Thesis title: COVID-19 cohort studies data harmonization, standardization, and processing to analyze data-driven evidence of the impact of SARS-CoV-2 variants
During the peak of the COVID-19 pandemic, when lockdown was the only solution to contain the spread of the virus, the need for data collection, sharing, harmonization, and standardization to generate accurate evidence was significant. The European Cohorts of Patients and Schools to Advance Response to Epidemics (EuCARE) project objectives included studying the viral variants, looking at mutation patterns, hospitalization patterns, long-term effects on patients, impacts on healthcare workers, and implications for schools. However, the Real-World Data (RWD) data that was collected from the partner's site showed inconsistencies and a lack of harmonization and standardization. As part of the EuCARE project, this study focuses on a comprehensive data cohort analysis of the EuCARE database using state-of-the-art curation, semantic mapping techniques, and data harmonization. The project aims to ensure that the standard coding systems, such as SNOMED CT, LOINC, and NCIt, are well in use, to guarantee that the EuCARE dataset is well consistent and interoperable enough to aid in meaningful cross-site comparisons and analyses. EuCARE COVID-19 Cohort study coordinated by EuResist uses an RDBMS MariaDB database, having 125 tables of complex structure with a total of 1015 variables. Out of all these, 476 are identified as unique entities, with 516 being standardized by SNOMED CT concepts, 564 by LOINC, and 602 by NCIt terms and definitions. As a result, this study created a data harmonization architecture framework that facilitates careful efforts of semantic mapping, harmonization, and standardization to enhance the data integrity and quality for a comprehensive analysis of the phenomena surrounding COVID-19.
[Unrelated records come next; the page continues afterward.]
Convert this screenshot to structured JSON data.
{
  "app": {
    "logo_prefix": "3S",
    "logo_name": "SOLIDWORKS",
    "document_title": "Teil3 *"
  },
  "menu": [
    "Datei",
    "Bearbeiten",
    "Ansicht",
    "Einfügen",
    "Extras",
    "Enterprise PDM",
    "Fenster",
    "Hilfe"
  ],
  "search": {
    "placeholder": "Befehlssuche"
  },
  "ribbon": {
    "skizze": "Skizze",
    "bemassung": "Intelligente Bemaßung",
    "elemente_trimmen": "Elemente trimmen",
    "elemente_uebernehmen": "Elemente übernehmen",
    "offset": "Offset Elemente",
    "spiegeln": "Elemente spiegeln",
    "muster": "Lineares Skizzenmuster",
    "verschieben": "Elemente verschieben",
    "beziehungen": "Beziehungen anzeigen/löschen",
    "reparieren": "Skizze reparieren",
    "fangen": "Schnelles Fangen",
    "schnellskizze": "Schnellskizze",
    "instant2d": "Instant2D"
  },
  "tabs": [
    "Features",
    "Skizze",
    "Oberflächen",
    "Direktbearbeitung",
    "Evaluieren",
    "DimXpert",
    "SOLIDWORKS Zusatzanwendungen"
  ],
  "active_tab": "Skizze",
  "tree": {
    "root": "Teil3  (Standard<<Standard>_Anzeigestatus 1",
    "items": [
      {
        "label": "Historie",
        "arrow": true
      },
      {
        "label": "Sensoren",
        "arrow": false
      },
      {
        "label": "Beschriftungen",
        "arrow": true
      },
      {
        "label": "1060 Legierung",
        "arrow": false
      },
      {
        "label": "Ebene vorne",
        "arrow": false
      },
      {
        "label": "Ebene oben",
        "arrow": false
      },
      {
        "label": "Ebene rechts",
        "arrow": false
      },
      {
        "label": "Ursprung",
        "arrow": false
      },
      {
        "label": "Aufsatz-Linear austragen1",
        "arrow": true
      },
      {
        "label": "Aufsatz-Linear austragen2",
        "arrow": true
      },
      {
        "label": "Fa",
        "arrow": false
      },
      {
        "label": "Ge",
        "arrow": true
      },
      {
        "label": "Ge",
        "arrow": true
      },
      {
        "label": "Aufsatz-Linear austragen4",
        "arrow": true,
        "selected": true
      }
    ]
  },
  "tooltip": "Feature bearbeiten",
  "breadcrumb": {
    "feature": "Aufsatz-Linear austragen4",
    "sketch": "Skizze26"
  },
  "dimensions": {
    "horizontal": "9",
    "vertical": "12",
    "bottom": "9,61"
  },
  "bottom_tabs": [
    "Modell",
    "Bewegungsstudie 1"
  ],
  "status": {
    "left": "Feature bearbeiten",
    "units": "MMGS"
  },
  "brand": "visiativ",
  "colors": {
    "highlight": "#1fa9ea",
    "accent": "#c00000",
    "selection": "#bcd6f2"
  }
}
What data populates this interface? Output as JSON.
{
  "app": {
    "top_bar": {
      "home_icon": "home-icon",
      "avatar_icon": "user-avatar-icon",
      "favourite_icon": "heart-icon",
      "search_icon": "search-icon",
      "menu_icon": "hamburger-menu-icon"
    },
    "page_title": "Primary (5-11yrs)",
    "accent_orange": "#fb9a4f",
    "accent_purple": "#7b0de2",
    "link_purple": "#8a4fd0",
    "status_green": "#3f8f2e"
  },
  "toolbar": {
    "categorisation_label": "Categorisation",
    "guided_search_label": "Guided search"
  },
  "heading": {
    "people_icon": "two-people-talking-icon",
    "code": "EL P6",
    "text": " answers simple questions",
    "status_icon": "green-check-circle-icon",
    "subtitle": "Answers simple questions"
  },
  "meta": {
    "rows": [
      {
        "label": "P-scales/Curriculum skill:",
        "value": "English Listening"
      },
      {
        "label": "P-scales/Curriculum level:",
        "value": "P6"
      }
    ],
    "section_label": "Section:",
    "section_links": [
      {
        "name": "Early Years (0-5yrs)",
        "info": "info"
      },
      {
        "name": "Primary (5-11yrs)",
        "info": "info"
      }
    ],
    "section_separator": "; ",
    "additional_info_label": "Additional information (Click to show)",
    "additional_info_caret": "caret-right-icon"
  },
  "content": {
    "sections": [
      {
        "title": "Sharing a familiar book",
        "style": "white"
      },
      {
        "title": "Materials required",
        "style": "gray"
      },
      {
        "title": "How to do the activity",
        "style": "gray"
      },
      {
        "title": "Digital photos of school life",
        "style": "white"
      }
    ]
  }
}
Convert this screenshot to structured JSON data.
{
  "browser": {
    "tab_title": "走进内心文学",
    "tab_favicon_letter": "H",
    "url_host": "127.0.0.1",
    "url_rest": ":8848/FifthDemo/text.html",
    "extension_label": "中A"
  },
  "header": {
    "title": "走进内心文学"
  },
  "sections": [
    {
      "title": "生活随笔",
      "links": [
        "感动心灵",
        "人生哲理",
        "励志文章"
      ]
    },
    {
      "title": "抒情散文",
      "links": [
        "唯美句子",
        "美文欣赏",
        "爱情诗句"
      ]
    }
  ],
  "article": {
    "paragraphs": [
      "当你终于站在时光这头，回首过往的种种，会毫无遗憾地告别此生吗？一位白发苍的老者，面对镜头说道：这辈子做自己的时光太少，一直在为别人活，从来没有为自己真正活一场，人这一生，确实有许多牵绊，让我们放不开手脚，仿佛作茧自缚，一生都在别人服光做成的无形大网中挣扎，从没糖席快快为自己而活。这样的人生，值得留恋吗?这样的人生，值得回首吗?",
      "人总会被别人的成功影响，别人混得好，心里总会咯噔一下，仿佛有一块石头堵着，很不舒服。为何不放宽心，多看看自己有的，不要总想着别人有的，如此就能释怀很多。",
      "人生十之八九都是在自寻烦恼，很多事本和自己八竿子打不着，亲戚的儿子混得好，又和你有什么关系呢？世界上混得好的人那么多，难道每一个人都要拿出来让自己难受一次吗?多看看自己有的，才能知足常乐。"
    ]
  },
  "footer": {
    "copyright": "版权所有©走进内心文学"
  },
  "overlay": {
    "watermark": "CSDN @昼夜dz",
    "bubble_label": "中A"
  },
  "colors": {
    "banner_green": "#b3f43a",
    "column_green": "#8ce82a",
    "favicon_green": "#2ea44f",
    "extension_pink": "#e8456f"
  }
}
Furthermore, this study aligns with FAIR principles (Findable, Accessible, Interoperable, Reusable) and focuses on wider data accessibility beyond this consortium. Therefore, the collected EuCARE data is discoverable, accessible, and provides valuable insights to any potential scientific user worldwide. The objective is to maximize the impact and relevance of the data produced within the EuCARE project. To overcome the challenges posed by non-standardized and harmonized data and promote data integrity, this thesis adopts a Comprehensive Data Management Plan (DMP), semantic data mapping using Usagi, and Intra and inter-project data harmonization. Usagi is an annotation tool. It was developed by OHDSI to support automatically mapping data element names to standardized identifiers. This would foster consistency in the interpretation of data and in making meaningful comparisons across study sites, which would enable researchers to have a source of valuable insight concerning how the pandemic had affected people across populations and contexts. This thesis will investigate the extensive cohort analysis, how the collected data from different sources are comparable and interoperable and the data platforms used to perform the harmonization and standardization process which are one of the main objectives of the EuCARE project. The study partners at EuCARE have developed a consolidated data network, allowing for globally accessible and usable data that is both harmonized and standardized. It also promotes ontology-based data harmonization and standardization approaches in clinical data management.
Keywords: Data Harmonization, Standardization, Semantic Data Mapping, Data Matching, FAIR Principles, Data Metadata, Data Integration, Interoperability, Ontology, SNOMED CT, LOINC, NCIt.